Appending here two mails from an upstream dev(Dave Airlie). I'll talk to Jan how do deal with this in the near future. -Andy
We want to ship packages with all new features wherever possible. But we have to make sure, that at least 2D is always working and 3D should be stable and fast. We know we will often run into bugs first but our community likes it - see us as a big testing group for you :)
Unless you have a large amount of time of ppl with experience of graphics I'd recommned the following (below)..
That's why we ask for your recommendations what is already usable and worth packing.
1) kernel drm modules: Is it enough to ship the latest stable kernel? Or do you recommend drm-next or any other branch replacing the the default kernel modules in /lib/modules/${_kernver}/updates/ ? We are thinking about such additional packages we can update more often if needed (we did so in the past for nouveau-drm). Do you recommend to enable kms now by default for all chips?

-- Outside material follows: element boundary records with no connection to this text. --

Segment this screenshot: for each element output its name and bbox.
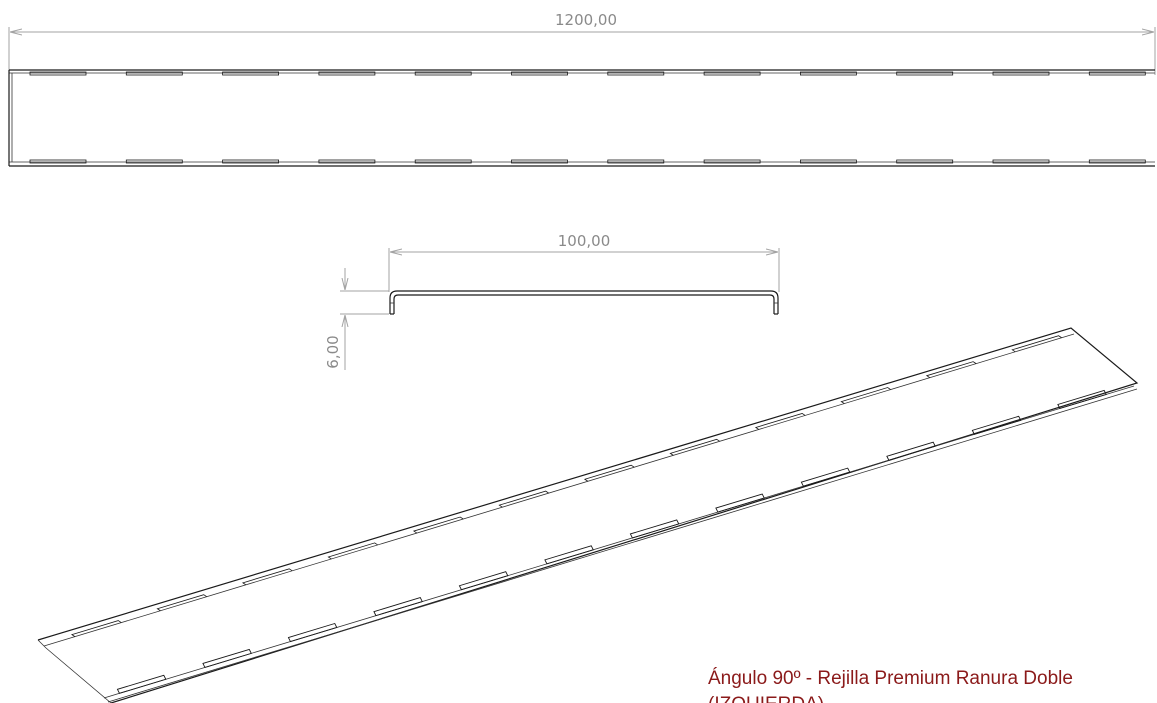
iso-slot-top <box>754 412 806 430</box>
slot-bottom <box>800 159 857 164</box>
iso-slot-bottom <box>458 571 509 591</box>
iso-slot-bottom <box>373 597 423 617</box>
slot-bottom <box>222 159 280 164</box>
slot-bottom <box>896 159 954 164</box>
iso-slot-top <box>412 516 464 534</box>
section-view: 100,00 6,00 <box>324 232 780 370</box>
height-dimension-label: 6,00 <box>324 335 342 368</box>
iso-slot-top <box>925 361 977 379</box>
slot-bottom <box>992 159 1050 164</box>
width-dimension-label: 100,00 <box>558 232 611 250</box>
slot-top <box>703 71 761 76</box>
iso-slot-top <box>327 542 378 560</box>
iso-slot-top <box>156 594 207 612</box>
iso-slot-top <box>840 387 891 404</box>
iso-slot-bottom <box>544 545 594 565</box>
slot-top <box>125 71 183 76</box>
iso-slot-bottom <box>629 519 680 539</box>
slot-top <box>318 71 376 76</box>
slot-bottom <box>318 159 376 164</box>
caption-title: Ángulo 90º - Rejilla Premium Ranura Dobl… <box>708 668 1073 689</box>
width-dimension: 100,00 <box>388 232 780 292</box>
slot-top <box>29 71 87 76</box>
slot-top <box>800 71 857 76</box>
iso-slot-bottom <box>971 415 1022 435</box>
caption-subtitle: (IZQUIERDA) <box>708 692 1157 703</box>
iso-slot-bottom <box>715 493 765 513</box>
isometric-bottom-slots <box>116 389 1107 694</box>
iso-slot-bottom <box>886 441 936 461</box>
slot-bottom <box>29 159 87 164</box>
slot-top <box>896 71 954 76</box>
drawing-caption: Ángulo 90º - Rejilla Premium Ranura Dobl… <box>708 666 1157 703</box>
top-view-outline <box>8 69 1155 167</box>
slot-bottom <box>414 159 472 164</box>
slot-top <box>511 71 568 76</box>
slot-bottom <box>1088 159 1146 164</box>
length-dimension-label: 1200,00 <box>555 11 617 29</box>
slot-top <box>992 71 1050 76</box>
iso-slot-bottom <box>1057 389 1107 410</box>
height-dimension: 6,00 <box>324 268 389 370</box>
iso-slot-bottom <box>202 648 252 668</box>
iso-slot-top <box>1011 335 1062 353</box>
section-profile <box>389 290 779 315</box>
iso-slot-top <box>70 620 122 637</box>
isometric-view <box>37 327 1139 703</box>
slot-top <box>414 71 472 76</box>
slot-top <box>222 71 280 76</box>
slot-top <box>1088 71 1146 76</box>
iso-slot-top <box>583 464 635 482</box>
slot-bottom <box>607 159 665 164</box>
length-dimension: 1200,00 <box>8 11 1156 75</box>
iso-slot-bottom <box>116 674 167 694</box>
slot-top <box>607 71 665 76</box>
slot-bottom <box>511 159 568 164</box>
iso-slot-top <box>669 438 720 456</box>
slot-bottom <box>125 159 183 164</box>
isometric-top-slots <box>70 335 1062 637</box>
iso-slot-bottom <box>800 467 851 487</box>
top-view: 1200,00 <box>8 11 1156 167</box>
iso-slot-top <box>241 568 293 586</box>
iso-slot-bottom <box>287 622 338 643</box>
top-view-slots <box>29 71 1146 164</box>
slot-bottom <box>703 159 761 164</box>
iso-slot-top <box>498 490 549 508</box>
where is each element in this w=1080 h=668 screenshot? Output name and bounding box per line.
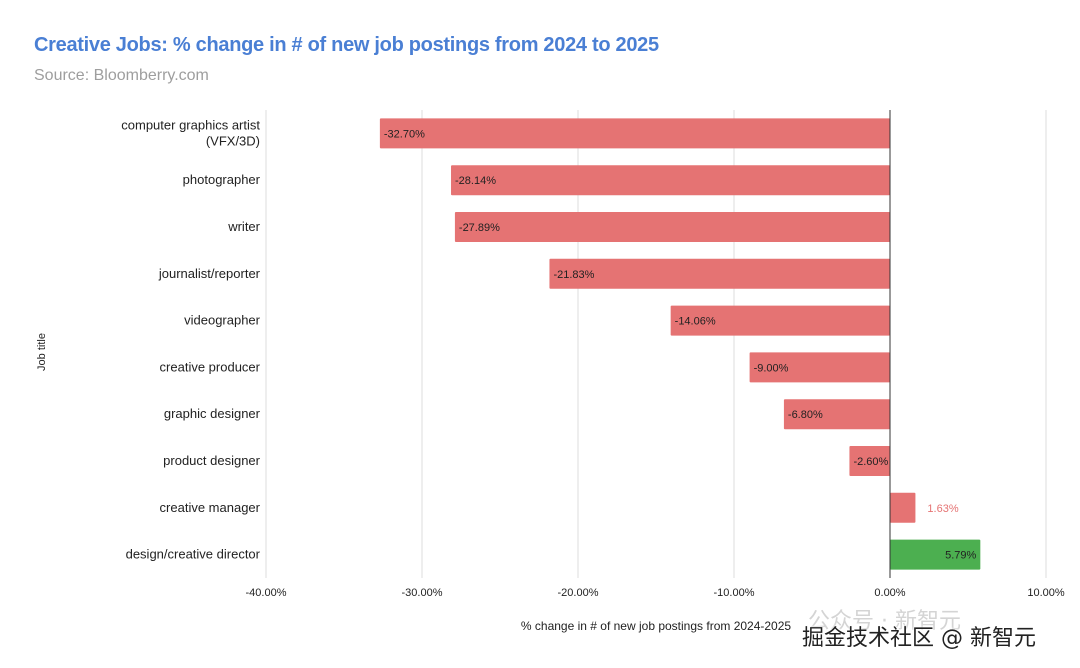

Ship Linus kernel, when things leave staging, you can generally turn them on, not before unless you can provide the support to users and upstream feedback cycles for bugs. Its worse for us when ppl have a load of binary packages that the distro has just picked in the middle of a dev cycle and never upgrade. We generally provide experimental features so we can get feedback and debug them, shipping these without a supporting person in the distro keeping the feedback cycle alive is actually a drain on our end. We get bug reports for sutff 2-3 mths after we've fixed it because of some distros.
2) libdrm What configuration is recommended? Is enable eperimental api code needed and recommended for for certain chips?
Same, leave it alone, --enable-udev is probably all oyu want.
3) mesa Do you still recommend 7.6.1? When will it make sense to package 7.7? When Xorg 1.8 is out or when will the driver make use of 7.7 features?
7.7 is out, probably best to ship it now. since it contains all 7.6.1 fixes
4) Driver packages should be announced clearly on what they depend. Maybe better or more clear branching is needed.
Generally if there is experimental APIs then you need to do the research with normal packages on a Linux distro, the latest released everything should be the best option. Dave.
Shipping only stable releases and not staging stuff is less work for us but would leave people with new Ati cards in the dark.
All ATI cards shipping so have fine 2D support with the latest kernel + latest stable ATI driver (apart from displayport), if we had stable 3D of the quality you wanted it would have shipped.
Right now Radeon is the bad player. DRI1 isn't maintained for a long time. My X200m driven notebook never worked well with old hardware accelerated mode (freezes at login). DRI2 rewrite/KMS made it work well in Kernel .31 series and new libdrm with experimental ati api. It also worked stable but slow for most modern Ati cards. Kernel .32 series now speeds up stuff but gives freezes and lookups through all chipset families. We just reverted to old api in our stable repositories. But we want to fix it in our testing repositories.
DRI1 is still maintained and although we won't be adding new features to it, we still provide bug fixes, a bug fix for the x200m just went into the stable ATI branch this week for DRI1/UMS systems. So you are the perfect example of the problem we face with distros shipping KMS with no feedback loop, you say your x200m (this chipset is the worst in existance, not even AMD know how it works, so I expect it'll never be stable), regressed between .31 and .32, I'm not sure if we have a bug report of a git bisection to figure out which patch causes this so we can revert it. We haven't added many new features to the DRI2 kernel at all for rs480 so if it worked under .31 it most likely was something small in .32.
What's the best way to go? Report it to upstream and wait for rare fixes in Linus' kernels or provide full drm replacements from drm/radeon-next branch? We could react much faster and give more feedback that way.
Stay with Linus tree unless you can follow lists and guide users, adding new features that aren't stable means you face the problems you are seeing, and thus require the manpower to help with t hem.
releases to get branched code with a small announcement saying "hey, this shot now supports new features introduced by libdrm/mesa/Xorg/whatever..."
When KMS is out of staging we will be doing normal stuff, so far we don't recommend KMS to distros and we haven't shipped a libdrm or DDX with KMS enabled so we have no branch on which to do those sort of things. Dave.